Di bawah Trump, tidak ada kesepakatan damai untuk Palestina

Yerusalem, SPNA - Ahmad Tibi, salah seorang anggota parlemen Arab terkemuka, mengatakan bahwa di bawah Presiden Trump, solusi untuk konflik Israel-Palestina tidak mungkin terwujud.

BY adminEdited Wed,10 Jan 2018,11:18 AM

Yerusalem, SPNA - Ahmad Tibi, salah seorang anggota parlemen Arab terkemuka, mengatakan bahwa di bawah Presiden Trump, solusi untuk konflik Israel-Palestina tidak mungkin terwujud.

Berbicara kepada Al Jazeera dari kantornya di Knesset, Tibi mengatakan bahwa tidak ada solusi politis dalam masalah tersebut, terlepas dari AS yang menyatakan sebaliknya.

"Tidak ada masa depan saat Trump berkuasa, dan sekarang ia berkuasa, solusi tersebut  tidak mungkin terwujud," katanya.

Tibi juga menolak apa yang disebut "kesepakatan abad ini", yang menurut laporan media, kesepakatan tersebut menawarkan negara Palestina di Gaza dan sebagian Tepi Barat, namun melepaskan Yerusalem.

Menurut Tibi, Trump dan sekutu-sekutunya telah membuat perubahan radikal dari kebijakan AS sebelumnya, terutama mengenai isu-isu Yerusalem dan permukiman ilegal Israel.

Sebelum pengakuan Trump terhadap Yerusalem sebagai ibu kota Israel, kebijakan AS mempertimbangkan wilayah kota yang diduduki dan menjadi subyek status perundingan terakhir antara kedua belah pihak.

"Tidak diragukan lagi bahwa keputusan Trump adalah adaptasi total dari narasi Israel tentang Yerusalem dan merupakan perubahan total dari kebijakan luar negeri AS di Timur Tengah," kata Tibi.

Pada tahun 1947, PBB berencana membagi wilayah Palestina menjadi dua negara bagian yang terpisah, namun akan meninggalkan Yerusalem di bawah pemerintahan internasional.

Namun, Tzachi Hanegbi, menteri regional Israel, mengatakan kepada Al Jazeera bahwa keputusan Trump pada 6 Desember seharusnya tidak menghalangi Palestina untuk mengkliam Yerusalem Timur sebagai ibu kota mereka.

"Kami mengklaim bahwa Yerusalem adalah ibu kota kami dan tidak boleh dibagi, tapi itu hanya klaim, bukan diktat," kata Hanegbi, anggota partai Likud Perdana Menteri Benjamin Netanyahu, kepada Al Jazeera.

"Palestina dapat mengklaim Yerusalem Timur sebagai ibu kota mereka dan kami bisa menegosiasikan sebuah permukiman.

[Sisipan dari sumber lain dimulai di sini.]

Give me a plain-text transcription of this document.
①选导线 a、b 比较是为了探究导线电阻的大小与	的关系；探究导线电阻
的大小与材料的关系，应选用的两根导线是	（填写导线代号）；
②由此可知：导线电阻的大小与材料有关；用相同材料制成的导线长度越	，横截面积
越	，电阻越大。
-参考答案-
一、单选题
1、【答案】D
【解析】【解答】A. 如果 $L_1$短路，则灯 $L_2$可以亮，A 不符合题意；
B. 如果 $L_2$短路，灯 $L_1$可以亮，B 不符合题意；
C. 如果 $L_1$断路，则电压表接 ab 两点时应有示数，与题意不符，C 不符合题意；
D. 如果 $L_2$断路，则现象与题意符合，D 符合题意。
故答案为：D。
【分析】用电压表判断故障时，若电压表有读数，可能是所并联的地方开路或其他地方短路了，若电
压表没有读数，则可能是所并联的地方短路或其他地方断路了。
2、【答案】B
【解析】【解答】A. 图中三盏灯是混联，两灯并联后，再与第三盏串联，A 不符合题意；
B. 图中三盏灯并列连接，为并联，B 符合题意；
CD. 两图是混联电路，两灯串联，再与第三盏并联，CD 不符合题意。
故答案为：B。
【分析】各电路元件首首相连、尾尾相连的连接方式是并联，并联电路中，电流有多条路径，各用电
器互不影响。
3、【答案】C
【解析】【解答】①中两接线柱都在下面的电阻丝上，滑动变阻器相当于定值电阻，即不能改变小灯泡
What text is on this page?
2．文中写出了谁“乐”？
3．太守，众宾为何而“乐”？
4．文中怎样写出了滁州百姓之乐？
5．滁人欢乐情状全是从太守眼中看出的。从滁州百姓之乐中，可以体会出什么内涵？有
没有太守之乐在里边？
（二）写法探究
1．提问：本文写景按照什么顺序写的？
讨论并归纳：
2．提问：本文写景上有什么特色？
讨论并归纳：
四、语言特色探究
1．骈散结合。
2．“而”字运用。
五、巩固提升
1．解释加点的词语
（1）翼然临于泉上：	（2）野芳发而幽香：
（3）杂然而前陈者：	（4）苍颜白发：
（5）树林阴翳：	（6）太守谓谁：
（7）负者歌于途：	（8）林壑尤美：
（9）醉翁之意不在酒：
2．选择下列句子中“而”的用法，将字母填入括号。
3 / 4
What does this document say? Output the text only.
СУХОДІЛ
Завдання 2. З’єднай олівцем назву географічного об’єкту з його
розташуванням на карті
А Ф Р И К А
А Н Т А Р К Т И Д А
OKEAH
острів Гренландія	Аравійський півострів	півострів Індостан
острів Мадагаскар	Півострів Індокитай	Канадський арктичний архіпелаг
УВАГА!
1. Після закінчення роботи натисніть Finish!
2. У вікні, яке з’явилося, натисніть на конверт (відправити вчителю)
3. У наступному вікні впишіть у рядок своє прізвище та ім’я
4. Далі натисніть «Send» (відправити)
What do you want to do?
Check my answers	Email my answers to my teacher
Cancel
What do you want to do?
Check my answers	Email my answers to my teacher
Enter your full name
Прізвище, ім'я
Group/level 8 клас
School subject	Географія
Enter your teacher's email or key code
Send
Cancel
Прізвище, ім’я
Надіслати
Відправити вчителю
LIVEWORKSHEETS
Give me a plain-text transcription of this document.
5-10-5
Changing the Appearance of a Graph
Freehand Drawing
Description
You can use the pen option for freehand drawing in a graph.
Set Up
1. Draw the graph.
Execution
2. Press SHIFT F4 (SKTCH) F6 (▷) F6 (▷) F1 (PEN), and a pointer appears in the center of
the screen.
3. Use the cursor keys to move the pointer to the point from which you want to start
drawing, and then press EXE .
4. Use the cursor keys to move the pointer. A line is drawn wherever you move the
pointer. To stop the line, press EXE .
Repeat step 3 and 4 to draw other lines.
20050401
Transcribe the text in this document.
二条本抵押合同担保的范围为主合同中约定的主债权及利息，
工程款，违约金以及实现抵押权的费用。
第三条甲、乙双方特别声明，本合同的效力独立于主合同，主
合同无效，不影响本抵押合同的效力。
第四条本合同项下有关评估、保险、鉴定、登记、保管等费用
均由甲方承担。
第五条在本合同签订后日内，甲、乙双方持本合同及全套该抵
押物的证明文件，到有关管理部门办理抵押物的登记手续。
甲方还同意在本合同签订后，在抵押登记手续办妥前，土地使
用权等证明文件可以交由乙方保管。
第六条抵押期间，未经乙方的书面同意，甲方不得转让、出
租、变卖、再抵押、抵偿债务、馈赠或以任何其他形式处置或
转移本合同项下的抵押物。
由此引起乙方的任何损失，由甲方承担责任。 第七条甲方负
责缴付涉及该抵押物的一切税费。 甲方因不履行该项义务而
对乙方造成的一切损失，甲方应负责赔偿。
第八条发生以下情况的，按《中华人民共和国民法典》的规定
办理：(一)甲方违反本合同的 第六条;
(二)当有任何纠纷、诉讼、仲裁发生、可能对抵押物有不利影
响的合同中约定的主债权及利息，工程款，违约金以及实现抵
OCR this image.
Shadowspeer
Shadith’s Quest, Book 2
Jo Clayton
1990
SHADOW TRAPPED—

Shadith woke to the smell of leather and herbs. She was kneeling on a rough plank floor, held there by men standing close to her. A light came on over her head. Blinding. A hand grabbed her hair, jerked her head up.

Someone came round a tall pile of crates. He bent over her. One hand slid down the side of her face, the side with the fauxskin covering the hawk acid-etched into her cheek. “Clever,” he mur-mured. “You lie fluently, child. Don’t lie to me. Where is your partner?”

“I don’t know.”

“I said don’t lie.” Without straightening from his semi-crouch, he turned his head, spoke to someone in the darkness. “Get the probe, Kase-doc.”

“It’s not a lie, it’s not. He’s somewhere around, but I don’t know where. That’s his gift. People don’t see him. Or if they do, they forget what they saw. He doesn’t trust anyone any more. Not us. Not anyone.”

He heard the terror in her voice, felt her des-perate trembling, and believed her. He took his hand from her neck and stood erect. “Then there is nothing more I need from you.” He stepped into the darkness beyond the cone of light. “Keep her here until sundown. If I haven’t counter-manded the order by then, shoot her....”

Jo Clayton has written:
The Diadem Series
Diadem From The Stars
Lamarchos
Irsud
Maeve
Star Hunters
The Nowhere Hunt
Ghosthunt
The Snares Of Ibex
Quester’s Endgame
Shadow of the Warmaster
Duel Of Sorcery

Meskipun kami mencaplok Yerusalem Timur, tetap saja wilayah tersebut masuk dalam negosiasi," kata Hanegbi.

Yerusalem tetap menjadi inti konflik Israel-Palestina yang abadi.

Israel menduduki sektor timur kota tersebut pada tahun 1967 dan kemudian mencaploknya meski dianggap melanggar hukum internasional.

Para pemimpin Palestina menginginkan Yerusalem Timur yang diduduki sebagai ibu kota negara negara tersebut di masa depan, sementara Israel menegaskan bahwa kota ini adalah ibu kota yang tak terpisahkan.